Project will preserve Bush administration Web sites
Public and historians will be able to view government Web sites as they were before the transition to the next presidential administration.
More than 100 million Web pages from President Bush's second term will be preserved for historians, researchers and the public, thanks to a joint effort announced on Thursday of government agencies and non-profit libraries.
Comment on this article in The Forum.The Library of Congress and Government Printing Office, in partnership with the California Digital Library, University of North Texas Libraries and Internet Archive, will harvest and archive all Web sites that could change under a new presidential administration. The total amount of data in the collection, which will focus on executive and legislative branch sites, is expected to reach 10 to 12 terabytes.
"These sites either change quickly - immediately following election - or change closer to the swearing in," said Kris Carpenter, director of the Web group at the nonprofit Internet Archive. "We want to preserve the most important information for future researchers."
For example, committees that are made up of presidential appointees and elected officials change with a new administration, so there's a need to preserve information about their members, areas of responsibility, policies and accomplishments. Some changes are significant and others are more subtle, Carpenter said, "but they all can be very telling for researchers looking back and asking, 'How did this influence specific actions of the current administration, and the administrations that followed?'"

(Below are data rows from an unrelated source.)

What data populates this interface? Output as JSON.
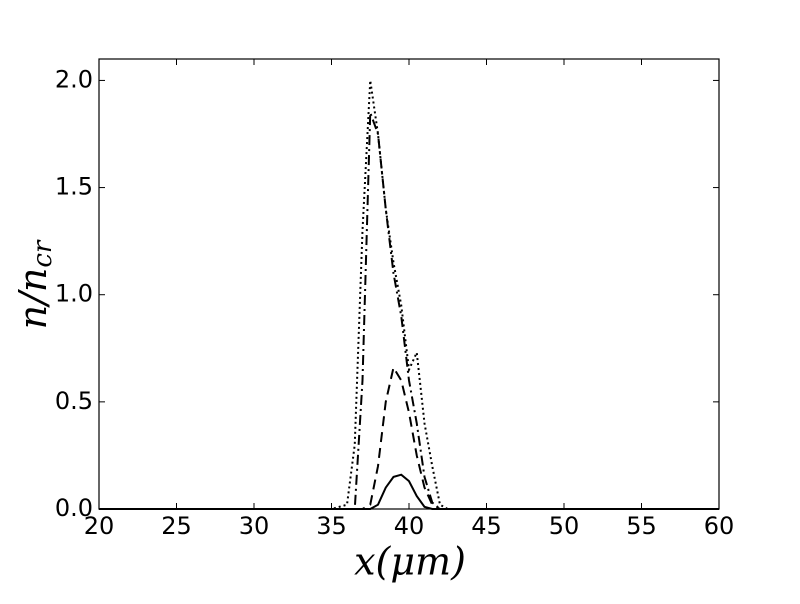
{
  "chart_data": {
    "type": "line",
    "xlabel": "x(μm)",
    "ylabel": "n/n",
    "ylabel_sub": "cr",
    "x": [
      20,
      35,
      36,
      36.5,
      37,
      37.5,
      38,
      38.5,
      39,
      39.5,
      40,
      40.5,
      41,
      41.5,
      42,
      42.5,
      43,
      60
    ],
    "series": [
      {
        "color": "#000000",
        "dash": "solid",
        "values": [
          0,
          0,
          0,
          0,
          0,
          0,
          0.02,
          0.1,
          0.15,
          0.16,
          0.13,
          0.06,
          0.01,
          0,
          0,
          0,
          0,
          0
        ]
      },
      {
        "color": "#000000",
        "dash": "dashed",
        "values": [
          0,
          0,
          0,
          0,
          0,
          0.02,
          0.2,
          0.5,
          0.66,
          0.6,
          0.45,
          0.25,
          0.1,
          0.02,
          0,
          0,
          0,
          0
        ]
      },
      {
        "color": "#000000",
        "dash": "dashdot",
        "values": [
          0,
          0,
          0,
          0,
          0.6,
          1.85,
          1.75,
          1.4,
          1.1,
          0.9,
          0.6,
          0.4,
          0.15,
          0.03,
          0,
          0,
          0,
          0
        ]
      },
      {
        "color": "#000000",
        "dash": "dotted",
        "values": [
          0,
          0,
          0.02,
          0.3,
          1.3,
          2.0,
          1.75,
          1.4,
          1.15,
          0.95,
          0.65,
          0.73,
          0.4,
          0.2,
          0.02,
          0,
          0,
          0
        ]
      }
    ],
    "xlim": [
      20,
      60
    ],
    "xticks": [
      20,
      25,
      30,
      35,
      40,
      45,
      50,
      55,
      60
    ],
    "ylim": [
      0,
      2.1
    ],
    "yticks": [
      {
        "value": 0,
        "label": "0.0"
      },
      {
        "value": 0.5,
        "label": "0.5"
      },
      {
        "value": 1,
        "label": "1.0"
      },
      {
        "value": 1.5,
        "label": "1.5"
      },
      {
        "value": 2,
        "label": "2.0"
      }
    ],
    "grid": false
  }
}
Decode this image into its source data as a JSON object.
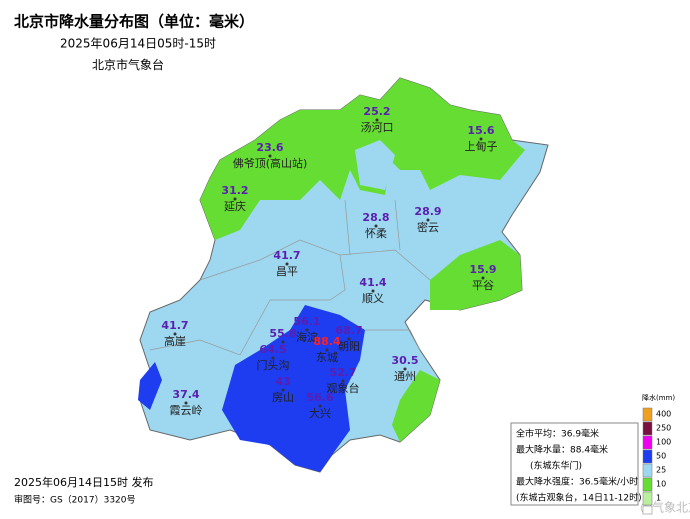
{
  "header": {
    "title": "北京市降水量分布图（单位：毫米）",
    "subtitle": "2025年06月14日05时-15时",
    "agency": "北京市气象台"
  },
  "stations": [
    {
      "name": "汤河口",
      "value": 25.2
    },
    {
      "name": "上甸子",
      "value": 15.6
    },
    {
      "name": "佛爷顶(高山站)",
      "value": 23.6
    },
    {
      "name": "延庆",
      "value": 31.2
    },
    {
      "name": "怀柔",
      "value": 28.8
    },
    {
      "name": "密云",
      "value": 28.9
    },
    {
      "name": "昌平",
      "value": 41.7
    },
    {
      "name": "顺义",
      "value": 41.4
    },
    {
      "name": "平谷",
      "value": 15.9
    },
    {
      "name": "高崖",
      "value": 41.7
    },
    {
      "name": "霞云岭",
      "value": 37.4
    },
    {
      "name": "海淀",
      "value": 56.1
    },
    {
      "value": 55.8
    },
    {
      "name": "朝阳",
      "value": 68.7
    },
    {
      "name": "东城",
      "value": 88.4
    },
    {
      "name": "门头沟",
      "value": 64.5
    },
    {
      "name": "房山",
      "value": 43
    },
    {
      "name": "观象台",
      "value": 52.7
    },
    {
      "name": "大兴",
      "value": 56.6
    },
    {
      "name": "通州",
      "value": 30.5
    }
  ],
  "legend": {
    "title": "降水(mm)",
    "levels": [
      400,
      250,
      100,
      50,
      25,
      10,
      1
    ],
    "colors": [
      "#f0a020",
      "#7a1040",
      "#f000f0",
      "#1e3cf0",
      "#9dd8f0",
      "#66dd33",
      "#b8f0a0"
    ]
  },
  "info": [
    "全市平均：36.9毫米",
    "最大降水量：88.4毫米",
    "(东城东华门)",
    "最大降水强度：36.5毫米/小时",
    "(东城古观象台，14日11-12时)"
  ],
  "footer": {
    "issued": "2025年06月14日15时 发布",
    "approval": "审图号：GS（2017）3320号",
    "watermark": "@气象北京"
  }
}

Beyond content, researchers will be able to analyze how information was positioned on a Web page, what was placed alongside it, and the significance that could have had in the communication of the overall message.
The Library of Congress will focus on preservation of congressional Web sites, and the Internet Archive will conduct a comprehensive "crawl" of the .gov domain, essentially taking snapshots of all pertinent sites. The University of North Texas and California Digital llibraries will each conduct more in-depth crawls of specific government agencies, and the Government Printing Office will offer advice on the preservation process. Automated tools will assist in collection, though an inventory will be taken manually to ensure no information is missed.
"We're using technologies and processes that allow us to render the materials as they're presented to the user," Carpenter said. "This is critically important - we're not modifying them in any way." Once the project is complete, researchers and the public will be able to navigate the archived pages the same way they do other Web destinations: by typing the address, viewing the page and browsing through materials. The content will be indexed to enable full text searches.
Similar projects took place in 2000 and 2004, to document the Web pages of President Clinton's first term, and the first half of the Bush administration. The 2004 end-of-term collection has about 75 million addresses for Internet resources, known as Uniform Resource Identifiers, or URIs.
This project is larger in scope though, in part, because records have grown bigger. In 2004, the average government Web record was seven times larger than the average .com record. And the records have likely grown more over the past four years given increases in the number of data-rich files, such as images, .pdf documents, and videos. The Internet Archive conducts monthly harvests of several federal .gov sites and has seen a 15 percent increase in the collection size in the past two years alone.